A eleição de uma empresa argentina como centro de produção continental reflete um paradoxo do país: alto nível científico e graves dificuldades econômicas. “A indústria biotecnológica argentina tem uma história muito extensa e o fato de não ter virado um sucesso mundial não se deve, acredito, a razões técnicas, e sim à falta de previsibilidade. Não há políticas econômicas, fiscais ou tarifárias estáveis, e assim não é possível financiar projetos em longo prazo”, lamenta-se o empresário. A mAbxience tem uma fábrica em León (Espanha) “e sem ela teria sido quase impossível para nós encarar este projeto”, diz. “O que posso afirmar com honestidade é que o nível científico argentino é muito alto, prova disso é que dois diretores da fábrica espanhola são argentinos”, observa.

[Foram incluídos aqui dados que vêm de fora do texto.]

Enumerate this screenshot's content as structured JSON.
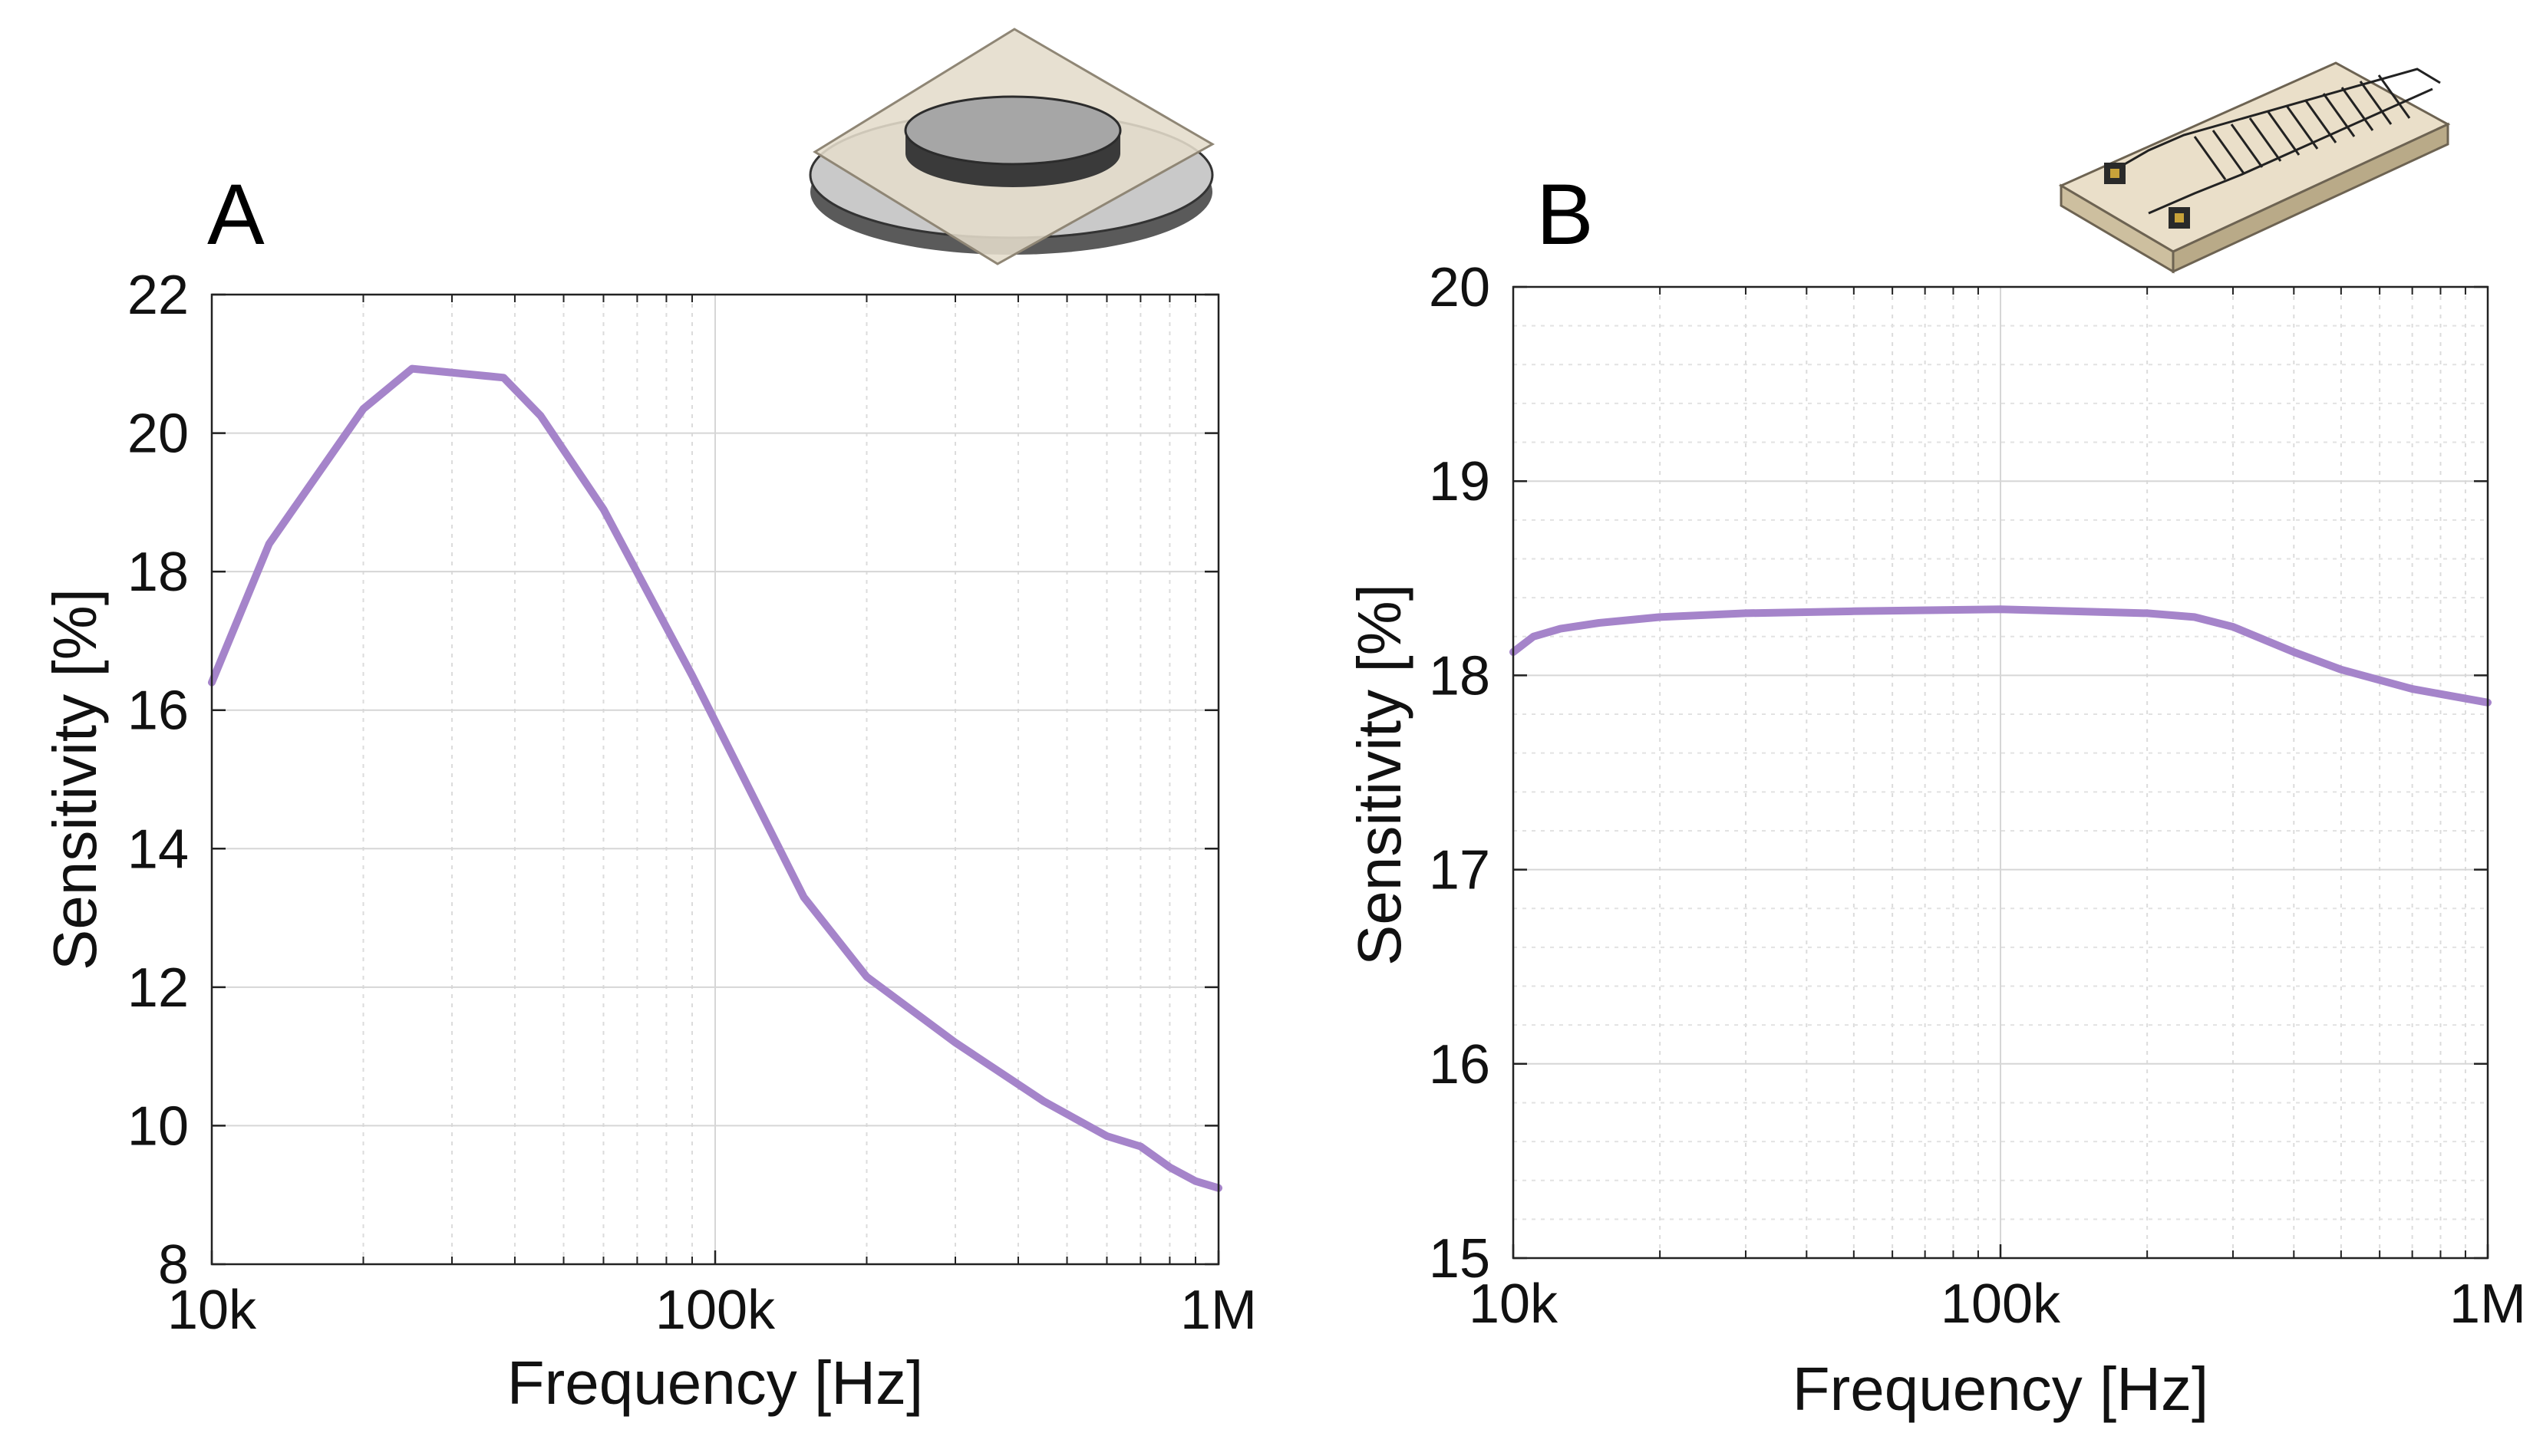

Centenas de jovens cientistas argentinos estão atualmente indo embora do país ou cogitando partir, devido a problemas econômicos e às dificuldades em trabalhar com pesquisa. Hugo Sigman fundou e presidiu a Câmara Argentina de Biotecnologia, que agrupa setores como farmácia, veterinária, alimentação, diagnóstico e exploração florestal (o Grupo Insud tem presença em todos eles), e impulsionou um sistema de ajudas. “Cinco empresas contribuíram com 250.000 dólares cada uma e escolhemos cinco projetos de uma lista de 300 para facilitar sua conversão em empresa. Hoje já são 21 start-ups, seis das quais recebem investimentos do exterior, e 13 das quais foram fundadas por mulheres”, diz. “Apesar de tudo, continua existindo talento científico no país.”

Sigman e sua esposa já não administram diretamente o Grupo Insud. Dois de seus filhos, o mais velho e o mais novo, se ocupam disso. O do meio é físico e trabalha em neurociência. “As empresas familiares exigem disciplina, e a gente sabe que não deve se meter no trabalho dos filhos, mas às vezes me meto, e, claro, me recriminam por isso”, sorri Sigman, que diz se divertir muito “com outras coisas”. Como a produtora de cinema K&S, que fundou com seu amigo Óscar Kramer, já falecido. Ela tem parcerias com a El Deseo, produtora dos irmãos Almodóvar, e está por trás de sucessos argentinos como O Clã, Relatos Selvagens e, mais recentemente, A Odisseia dos Tontos.

Entre as “outras coisas” figura também a editora Capital Intelectual e a publicação do Le Monde Diplomatique em castelhano para o Cone Sul. “Nunca abandonei minhas convicções”, afirma Sigman, “Continuo acreditando que o mundo pode ser melhor. O que mudei foi o método para conseguir, porque quando jovem acreditava que o Estado devia resolver tudo, e quando comecei a viajar percebi que isso não era realista: vi o fracasso econômico dos países socialistas”. Na Espanha, diz, tornou-se socialdemocrata.